Telephone lines are used to deliver consistent landline telephone service and digital subscriber line (DSL) phone cable service to the premises. Telephone overhead lines are connected to the public switched telephone network. The voltage at a subscriber's network interface is typically 48 V between the ring and tip wires, with tip near ground and ring at –48 V.

== In the United States ==
In 1878, the Bell Telephone Company began using two-wire circuits, called the local loop, from each user's telephone to end offices, which performed any necessary electrical switching to allow voice signals to be transmitted to more distant telephones.

These wires were typically copper, although aluminium has also been used, and were carried in balanced pairs of open wire, separated by about 25 cm (10″) on poles above the ground, and later as twisted pair cables. Modern lines may run underground and may carry analog or digital signals to the exchange. They may also have a device that converts the analog signal to digital for transmission on a carrier system. Often, the customer end of that wire pair is connected to a data access arrangement,
and the telephone company end of that wire pair is connected to a telephone hybrid.
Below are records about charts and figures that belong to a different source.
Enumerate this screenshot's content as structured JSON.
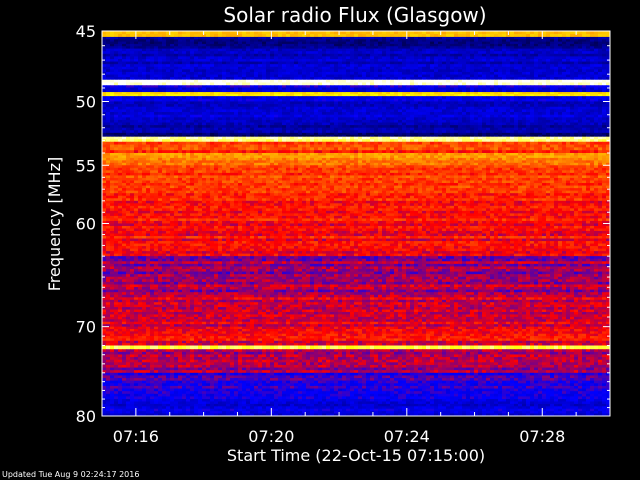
{
  "chart_data": {
    "type": "heatmap",
    "title": "Solar radio Flux (Glasgow)",
    "xlabel": "Start Time (22-Oct-15 07:15:00)",
    "ylabel": "Frequency [MHz]",
    "x_tick_labels": [
      "07:16",
      "07:20",
      "07:24",
      "07:28"
    ],
    "x_tick_minutes": [
      16,
      20,
      24,
      28
    ],
    "x_range_minutes": [
      15,
      30
    ],
    "y_tick_labels": [
      "45",
      "50",
      "55",
      "60",
      "70",
      "80"
    ],
    "y_tick_values": [
      45,
      50,
      55,
      60,
      70,
      80
    ],
    "y_range": [
      45,
      80
    ],
    "y_scale": "log",
    "y_inverted": true,
    "grid": false,
    "colormap": [
      "#000000",
      "#00008b",
      "#0000ff",
      "#ff0000",
      "#ffa500",
      "#ffff00",
      "#ffffff"
    ],
    "intensity_bands": [
      {
        "freq_from": 45.0,
        "freq_to": 45.4,
        "level": 0.7
      },
      {
        "freq_from": 45.4,
        "freq_to": 46.2,
        "level": 0.18
      },
      {
        "freq_from": 46.2,
        "freq_to": 48.4,
        "level": 0.25
      },
      {
        "freq_from": 48.4,
        "freq_to": 48.8,
        "level": 0.97
      },
      {
        "freq_from": 48.8,
        "freq_to": 49.3,
        "level": 0.3
      },
      {
        "freq_from": 49.3,
        "freq_to": 49.6,
        "level": 0.8
      },
      {
        "freq_from": 49.6,
        "freq_to": 51.2,
        "level": 0.27
      },
      {
        "freq_from": 51.2,
        "freq_to": 52.4,
        "level": 0.22
      },
      {
        "freq_from": 52.4,
        "freq_to": 52.7,
        "level": 0.12
      },
      {
        "freq_from": 52.7,
        "freq_to": 53.1,
        "level": 0.93
      },
      {
        "freq_from": 53.1,
        "freq_to": 54.0,
        "level": 0.55
      },
      {
        "freq_from": 54.0,
        "freq_to": 55.0,
        "level": 0.63
      },
      {
        "freq_from": 55.0,
        "freq_to": 58.0,
        "level": 0.56
      },
      {
        "freq_from": 58.0,
        "freq_to": 63.0,
        "level": 0.51
      },
      {
        "freq_from": 63.0,
        "freq_to": 67.0,
        "level": 0.44
      },
      {
        "freq_from": 67.0,
        "freq_to": 70.0,
        "level": 0.46
      },
      {
        "freq_from": 70.0,
        "freq_to": 72.0,
        "level": 0.5
      },
      {
        "freq_from": 72.0,
        "freq_to": 72.4,
        "level": 0.92
      },
      {
        "freq_from": 72.4,
        "freq_to": 75.0,
        "level": 0.45
      },
      {
        "freq_from": 75.0,
        "freq_to": 78.0,
        "level": 0.36
      },
      {
        "freq_from": 78.0,
        "freq_to": 80.0,
        "level": 0.28
      }
    ]
  },
  "footer": {
    "updated": "Updated Tue Aug  9 02:24:17 2016"
  }
}
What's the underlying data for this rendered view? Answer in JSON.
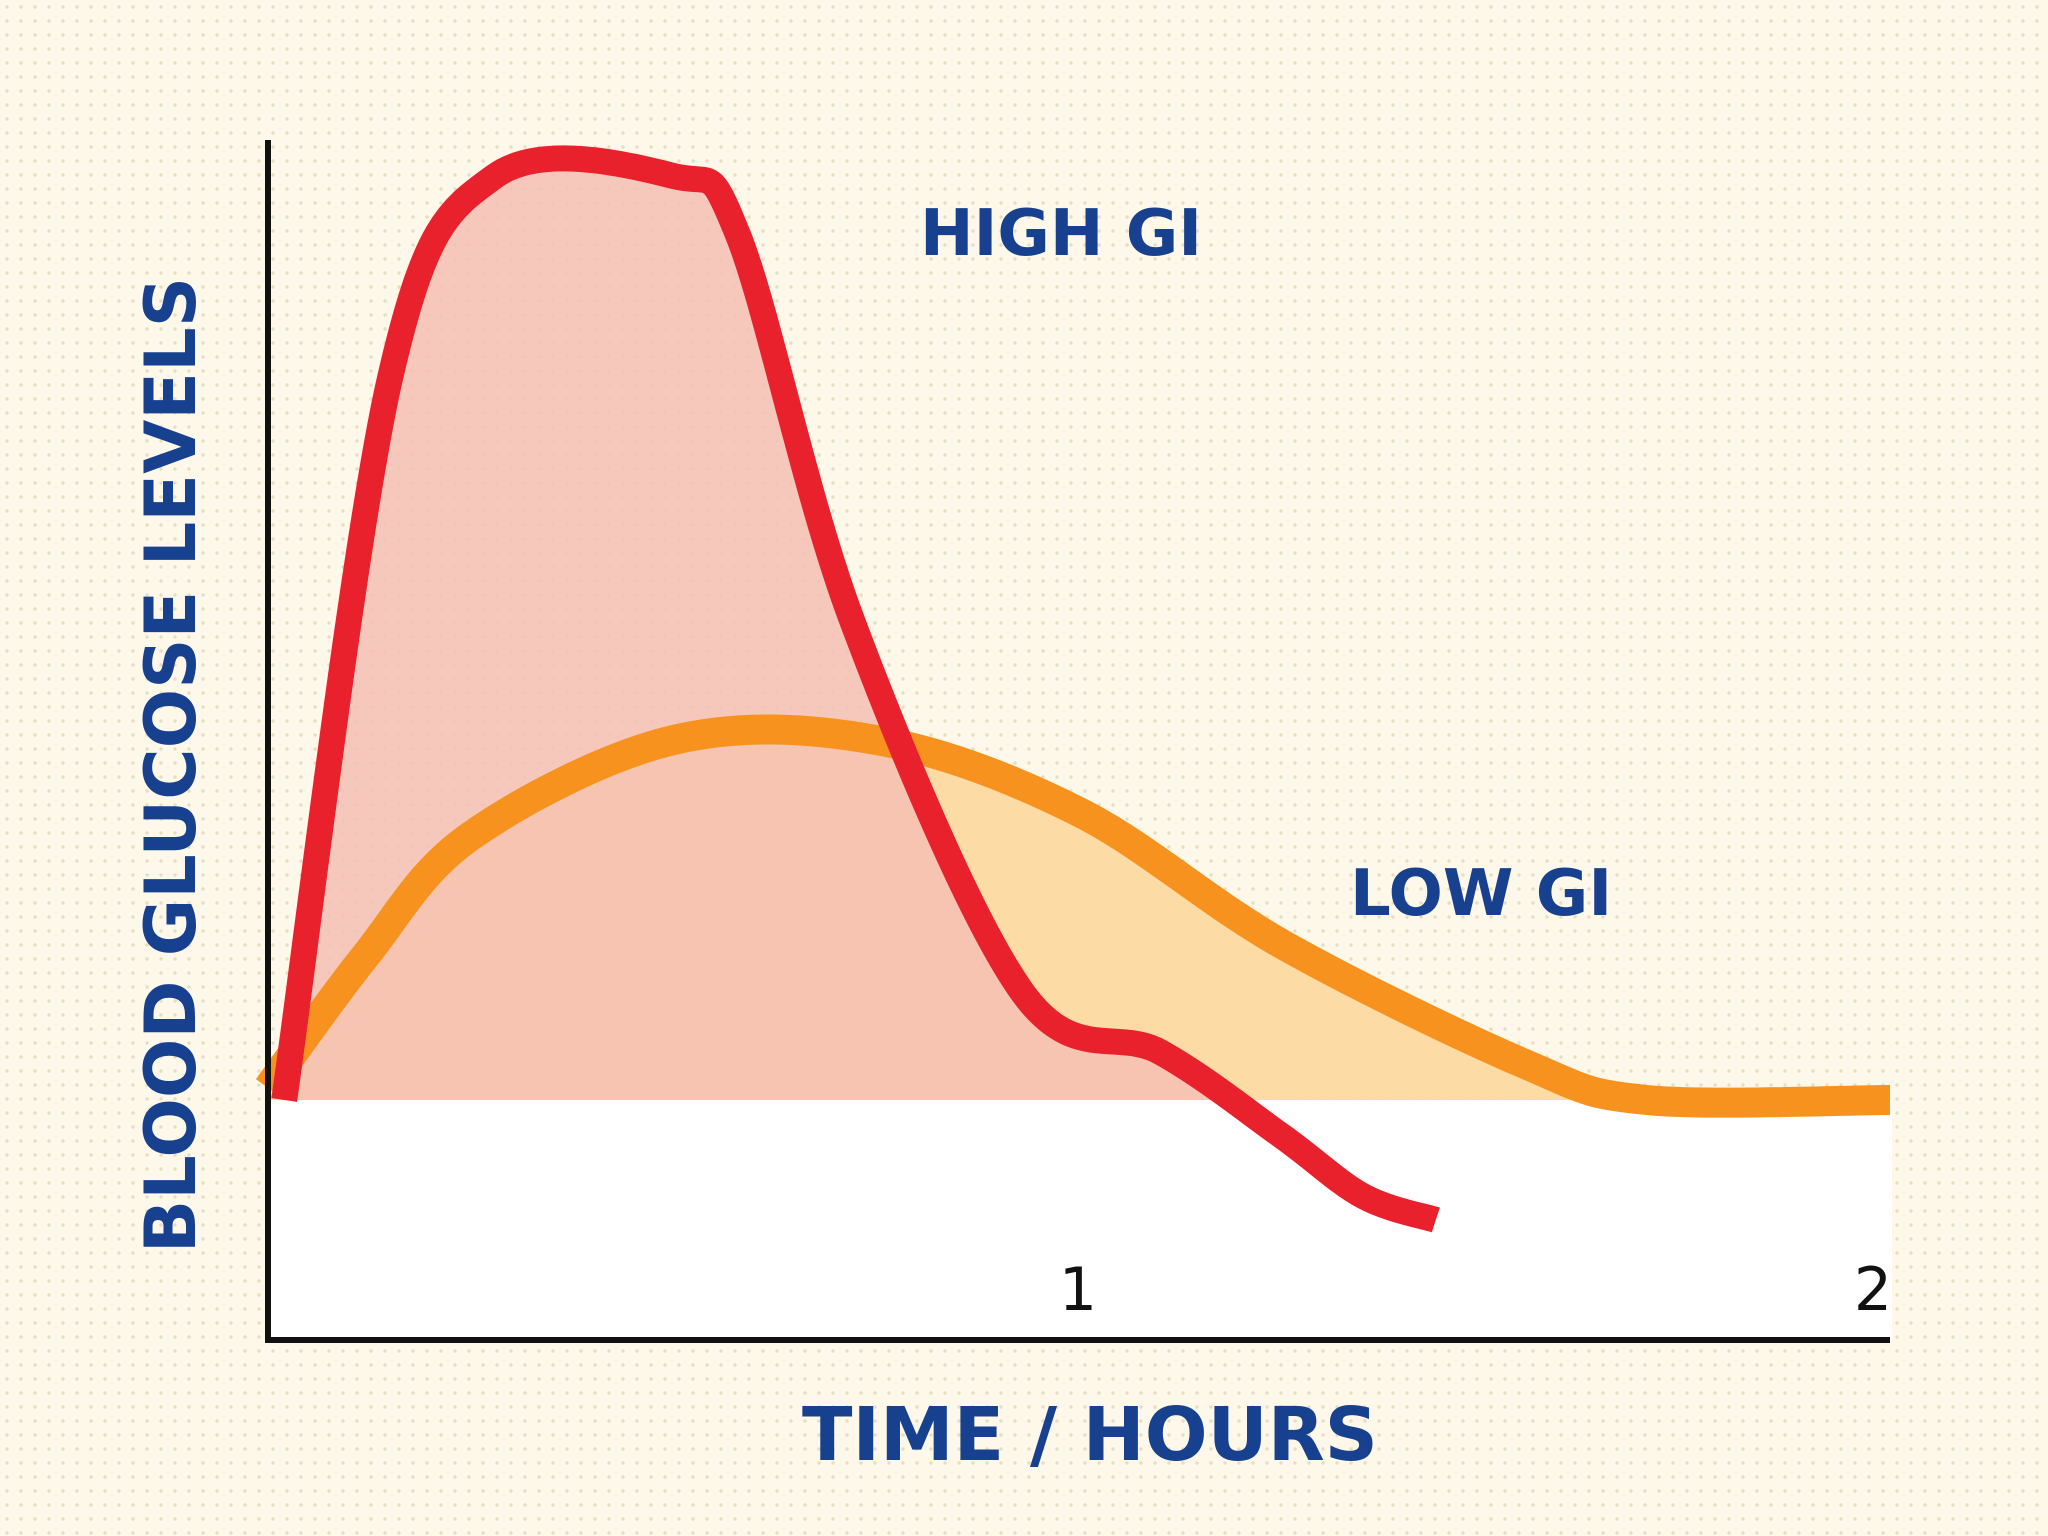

In most cases, two copper wires (tip and ring) for each telephone line run from a home or other small building to a local telephone exchange. There is a central junction box for the building where the wires that go to telephone jacks throughout the building and wires that go to the exchange meet and can be connected in different configurations depending upon the subscribed telephone service. The wires between the junction box and the exchange are known as the local loop, and the network of wires going to an exchange is known as the access network.

The vast majority of houses in the U.S. are wired with 6-position modular jacks with four conductors (6P4C) wired to the house's junction box with copper wires. Those copper wires may be connected back to two telephone overhead lines at the local telephone exchange, thus making those jacks RJ14 jacks. More often, only two of the wires are connected to the exchange as one telephone line, and the others are unconnected. In that case, the jacks in the house are RJ11.

Older houses often have 4-conductor telephone station cable in the walls color coded with Bell System colors: red, green, yellow, and black as 2-pairs of 22 AWG (0.33 mm^{2}) solid copper; "line 1" uses the red/green pair and "line 2" uses the yellow/black pair.
Inside the walls of the house—between the house's outside junction box and the interior wall jacks—the most common telephone cable in new houses is Category 5 cable—4 pairs of 24 AWG (0.205 mm^{2}) solid copper.

Inside large buildings, and in the outdoor cables that run to the telephone company POP, many telephone lines are bundled together in a single cable using the 25-pair color code. Outside plant cables can have up to 3,600 or 3,800 pairs, used at the entrances of telephone exchanges.